Tuesday, July 18, 2006

Post-James bliss!

Now, after reading The Golden Bowl, I am naturally predisposed to think that just about anything is more readable than James' voluminous prose. Nonetheless, I am convinced that Iris Murdoch's Under the Net is a true gem -- and one that I had never heard of before beginning my Modern Library quest.

The plot is simple, but the ordinary events capture the fantastic. The writing is witty and sparkling, subtle but hilarious. The end is poignant and understated. And there's love between a man and a dog. What more could this girl ask for?

ON LOVE:

"Anna is one of those women who cannot bear to reject any offer of love...To anyone who will take the trouble to become attached to her she will immediately give a devoted, generous, imaginative and completely uncapricious attention, which is still a calculated avoidance of self-surrender."
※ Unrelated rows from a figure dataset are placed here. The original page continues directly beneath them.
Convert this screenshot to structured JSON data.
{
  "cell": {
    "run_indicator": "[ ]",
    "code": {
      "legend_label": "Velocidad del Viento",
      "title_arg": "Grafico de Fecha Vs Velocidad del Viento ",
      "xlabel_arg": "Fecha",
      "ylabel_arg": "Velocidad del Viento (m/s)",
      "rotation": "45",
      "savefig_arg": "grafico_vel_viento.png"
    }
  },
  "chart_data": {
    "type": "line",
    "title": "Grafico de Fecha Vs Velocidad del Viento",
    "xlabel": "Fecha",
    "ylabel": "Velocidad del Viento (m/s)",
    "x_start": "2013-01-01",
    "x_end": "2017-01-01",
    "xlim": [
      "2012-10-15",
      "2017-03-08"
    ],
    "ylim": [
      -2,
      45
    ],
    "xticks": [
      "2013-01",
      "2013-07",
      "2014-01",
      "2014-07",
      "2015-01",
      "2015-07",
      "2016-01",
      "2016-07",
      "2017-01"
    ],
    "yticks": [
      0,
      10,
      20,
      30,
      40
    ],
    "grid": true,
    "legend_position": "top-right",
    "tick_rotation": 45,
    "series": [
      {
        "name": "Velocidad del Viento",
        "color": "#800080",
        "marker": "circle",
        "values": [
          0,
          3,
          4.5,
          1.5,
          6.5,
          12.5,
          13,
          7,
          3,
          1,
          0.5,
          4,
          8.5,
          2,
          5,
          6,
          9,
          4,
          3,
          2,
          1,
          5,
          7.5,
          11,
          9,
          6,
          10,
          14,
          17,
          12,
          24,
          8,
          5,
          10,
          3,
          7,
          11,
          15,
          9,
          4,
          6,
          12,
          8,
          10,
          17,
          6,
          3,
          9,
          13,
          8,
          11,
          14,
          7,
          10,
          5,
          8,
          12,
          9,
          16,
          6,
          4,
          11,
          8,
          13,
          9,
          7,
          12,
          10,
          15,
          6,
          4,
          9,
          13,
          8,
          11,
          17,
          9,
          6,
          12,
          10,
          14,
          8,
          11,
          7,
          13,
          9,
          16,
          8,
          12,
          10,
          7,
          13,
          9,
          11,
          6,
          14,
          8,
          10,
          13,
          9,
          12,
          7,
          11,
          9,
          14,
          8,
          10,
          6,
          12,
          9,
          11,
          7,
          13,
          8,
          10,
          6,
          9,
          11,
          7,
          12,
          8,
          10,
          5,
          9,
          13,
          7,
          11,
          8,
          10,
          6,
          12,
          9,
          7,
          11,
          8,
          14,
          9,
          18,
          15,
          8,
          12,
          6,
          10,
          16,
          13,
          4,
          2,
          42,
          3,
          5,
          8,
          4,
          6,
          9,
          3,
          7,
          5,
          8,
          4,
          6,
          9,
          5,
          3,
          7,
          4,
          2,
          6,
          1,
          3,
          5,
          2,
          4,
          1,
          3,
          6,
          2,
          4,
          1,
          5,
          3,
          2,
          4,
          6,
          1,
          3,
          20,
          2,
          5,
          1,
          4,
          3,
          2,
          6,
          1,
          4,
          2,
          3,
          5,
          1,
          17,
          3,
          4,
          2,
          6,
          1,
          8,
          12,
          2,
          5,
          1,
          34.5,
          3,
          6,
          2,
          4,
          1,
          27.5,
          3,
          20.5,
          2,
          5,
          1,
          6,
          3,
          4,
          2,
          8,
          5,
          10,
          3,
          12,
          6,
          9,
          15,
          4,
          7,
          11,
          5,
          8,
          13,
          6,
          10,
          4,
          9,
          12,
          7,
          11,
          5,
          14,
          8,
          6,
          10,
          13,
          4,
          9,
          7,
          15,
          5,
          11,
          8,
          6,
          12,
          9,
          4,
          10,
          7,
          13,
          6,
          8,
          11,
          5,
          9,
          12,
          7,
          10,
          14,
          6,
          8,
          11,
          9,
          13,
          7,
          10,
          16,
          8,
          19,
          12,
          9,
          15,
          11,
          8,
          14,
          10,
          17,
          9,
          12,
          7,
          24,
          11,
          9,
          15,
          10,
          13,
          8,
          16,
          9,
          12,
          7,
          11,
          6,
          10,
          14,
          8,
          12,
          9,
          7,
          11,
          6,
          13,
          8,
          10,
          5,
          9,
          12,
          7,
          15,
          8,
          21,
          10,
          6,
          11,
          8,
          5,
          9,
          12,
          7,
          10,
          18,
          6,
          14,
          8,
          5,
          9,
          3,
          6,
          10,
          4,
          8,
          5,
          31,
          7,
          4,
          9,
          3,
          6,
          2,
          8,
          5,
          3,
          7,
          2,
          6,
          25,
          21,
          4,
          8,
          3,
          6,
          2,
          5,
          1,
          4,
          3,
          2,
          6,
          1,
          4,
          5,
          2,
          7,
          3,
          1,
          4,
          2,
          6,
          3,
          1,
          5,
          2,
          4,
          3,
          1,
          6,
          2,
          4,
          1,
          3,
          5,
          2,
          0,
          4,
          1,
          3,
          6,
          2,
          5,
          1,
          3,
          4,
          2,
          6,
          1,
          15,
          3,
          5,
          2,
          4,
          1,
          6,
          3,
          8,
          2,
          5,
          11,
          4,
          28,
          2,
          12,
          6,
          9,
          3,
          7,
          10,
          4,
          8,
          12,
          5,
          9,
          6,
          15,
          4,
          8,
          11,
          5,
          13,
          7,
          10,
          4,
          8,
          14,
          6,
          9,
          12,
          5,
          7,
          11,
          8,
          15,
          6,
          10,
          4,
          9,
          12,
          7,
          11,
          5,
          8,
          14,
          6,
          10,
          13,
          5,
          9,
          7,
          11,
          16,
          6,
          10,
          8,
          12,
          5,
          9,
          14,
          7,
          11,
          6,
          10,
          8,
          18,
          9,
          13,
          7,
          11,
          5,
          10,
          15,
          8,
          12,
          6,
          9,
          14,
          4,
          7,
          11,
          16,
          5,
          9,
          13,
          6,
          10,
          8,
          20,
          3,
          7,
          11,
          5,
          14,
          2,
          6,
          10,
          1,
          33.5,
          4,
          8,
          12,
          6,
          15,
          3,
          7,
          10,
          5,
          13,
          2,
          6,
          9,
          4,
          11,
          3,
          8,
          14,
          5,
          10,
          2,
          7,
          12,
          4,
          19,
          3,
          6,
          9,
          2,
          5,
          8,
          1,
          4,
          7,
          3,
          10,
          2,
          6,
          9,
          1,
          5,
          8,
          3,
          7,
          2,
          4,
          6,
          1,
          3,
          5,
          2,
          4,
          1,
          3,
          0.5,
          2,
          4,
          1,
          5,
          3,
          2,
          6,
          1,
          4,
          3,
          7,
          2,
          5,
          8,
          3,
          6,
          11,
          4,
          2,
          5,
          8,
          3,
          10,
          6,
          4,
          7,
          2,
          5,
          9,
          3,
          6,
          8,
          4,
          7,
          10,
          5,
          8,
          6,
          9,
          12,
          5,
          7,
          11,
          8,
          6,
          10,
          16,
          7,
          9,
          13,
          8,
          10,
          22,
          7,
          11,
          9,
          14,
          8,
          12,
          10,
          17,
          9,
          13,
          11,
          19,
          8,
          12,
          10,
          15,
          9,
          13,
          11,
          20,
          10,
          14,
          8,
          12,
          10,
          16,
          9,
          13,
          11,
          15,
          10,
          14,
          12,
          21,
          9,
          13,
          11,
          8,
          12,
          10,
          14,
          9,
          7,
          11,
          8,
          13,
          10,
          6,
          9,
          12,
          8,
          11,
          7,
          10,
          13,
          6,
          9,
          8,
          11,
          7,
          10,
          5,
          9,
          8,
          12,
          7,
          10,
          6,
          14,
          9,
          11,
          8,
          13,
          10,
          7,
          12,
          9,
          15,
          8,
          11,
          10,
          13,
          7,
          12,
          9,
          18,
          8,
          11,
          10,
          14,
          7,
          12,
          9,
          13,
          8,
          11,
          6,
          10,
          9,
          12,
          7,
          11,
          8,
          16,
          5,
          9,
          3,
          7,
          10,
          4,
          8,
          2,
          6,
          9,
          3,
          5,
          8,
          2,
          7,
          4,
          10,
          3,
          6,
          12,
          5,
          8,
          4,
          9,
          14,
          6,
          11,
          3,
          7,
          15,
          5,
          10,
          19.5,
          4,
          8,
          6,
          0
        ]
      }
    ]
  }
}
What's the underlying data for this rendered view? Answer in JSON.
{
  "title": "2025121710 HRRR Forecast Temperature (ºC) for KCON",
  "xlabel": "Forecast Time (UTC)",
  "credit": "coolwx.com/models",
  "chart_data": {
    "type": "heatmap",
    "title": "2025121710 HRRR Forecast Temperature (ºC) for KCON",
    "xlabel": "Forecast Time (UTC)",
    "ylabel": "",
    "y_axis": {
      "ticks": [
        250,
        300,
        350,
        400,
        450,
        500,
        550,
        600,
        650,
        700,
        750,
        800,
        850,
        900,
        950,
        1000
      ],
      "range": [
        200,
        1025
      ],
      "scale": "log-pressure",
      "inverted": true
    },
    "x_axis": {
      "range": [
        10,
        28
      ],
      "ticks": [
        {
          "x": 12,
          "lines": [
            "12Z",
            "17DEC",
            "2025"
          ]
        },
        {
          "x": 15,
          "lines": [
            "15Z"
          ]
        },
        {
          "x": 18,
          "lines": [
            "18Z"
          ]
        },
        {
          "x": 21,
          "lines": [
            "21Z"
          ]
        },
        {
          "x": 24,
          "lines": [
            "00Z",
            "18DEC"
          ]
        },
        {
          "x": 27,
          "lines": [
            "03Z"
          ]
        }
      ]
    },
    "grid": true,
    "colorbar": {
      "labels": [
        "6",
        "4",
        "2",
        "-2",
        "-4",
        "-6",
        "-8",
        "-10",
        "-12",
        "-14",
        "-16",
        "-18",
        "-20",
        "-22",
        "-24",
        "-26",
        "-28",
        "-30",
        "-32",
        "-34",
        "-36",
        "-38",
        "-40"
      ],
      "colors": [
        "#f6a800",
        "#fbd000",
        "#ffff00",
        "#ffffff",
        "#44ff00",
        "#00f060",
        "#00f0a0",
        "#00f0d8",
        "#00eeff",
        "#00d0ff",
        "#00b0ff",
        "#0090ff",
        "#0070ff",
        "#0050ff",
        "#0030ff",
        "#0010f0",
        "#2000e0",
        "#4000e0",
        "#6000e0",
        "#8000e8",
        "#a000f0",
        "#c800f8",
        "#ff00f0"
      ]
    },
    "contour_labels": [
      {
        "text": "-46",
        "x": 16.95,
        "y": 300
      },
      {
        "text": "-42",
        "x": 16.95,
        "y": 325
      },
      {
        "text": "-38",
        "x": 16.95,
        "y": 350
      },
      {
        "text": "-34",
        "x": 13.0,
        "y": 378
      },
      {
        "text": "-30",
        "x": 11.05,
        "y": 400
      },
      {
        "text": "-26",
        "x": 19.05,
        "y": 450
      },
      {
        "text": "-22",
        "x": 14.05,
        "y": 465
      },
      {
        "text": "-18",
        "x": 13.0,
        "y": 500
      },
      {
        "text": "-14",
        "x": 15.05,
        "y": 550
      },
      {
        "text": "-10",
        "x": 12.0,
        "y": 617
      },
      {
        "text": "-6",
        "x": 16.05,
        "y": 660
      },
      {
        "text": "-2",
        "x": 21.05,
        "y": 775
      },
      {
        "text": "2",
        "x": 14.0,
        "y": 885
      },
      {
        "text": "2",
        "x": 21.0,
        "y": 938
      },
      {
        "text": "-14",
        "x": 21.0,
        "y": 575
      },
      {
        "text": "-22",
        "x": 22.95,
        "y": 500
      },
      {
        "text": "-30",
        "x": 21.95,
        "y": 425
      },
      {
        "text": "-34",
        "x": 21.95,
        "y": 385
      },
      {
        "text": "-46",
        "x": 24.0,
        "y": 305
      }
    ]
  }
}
"Oh, love, love!" said Anna. "How tired I am of that word. What has love ever meant to me but creaking stairs in other people's houses? What use has all this love ever been that men forced on me? Love is persecution. All I want is to be left alone to do some loving on my own account. ... This talk of love means very little. Love is not a feeling. It can be tested. Love is action, it is silence."

"When does one ever know a human being? Perhaps only after one has realized the impossibility of knowledge and renounced the desire for it and finally ceased to feel the need for it. But then what one achieves is no longer knowledge, it is simply a kind of co-existence; and this too is one of the guises of love."

ON TRUTH AND PERCEPTION:

"Some situations can't be unravelled...they just have to be dropped. The trouble with you is that you want to understand everything sympathetically. It can't be done. One must just blunder on. Truth lies in blundering on."

"...I felt neither happy nor sad, only rather unreal, like a man shut in a glass. Events stream past us like these crowds and the face of each is seen only for a minute. What is urgent is not urgent forever but only ephemerally. All work and all love, the search for wealth and fame, the search for truth, life itself, are made up of moments which pass and become nothing. Yet through this shaft of nothings we drive onward with that miraculous vitality that creates our precarious habitations in the past and the future. So we live; a spirit that broods and hovers over the continual death of time, the lost meaning, the unrecaptured moment, the unremembered face, until the final chop chop that ends all our moments and plunges that spirit back into the void from which it came."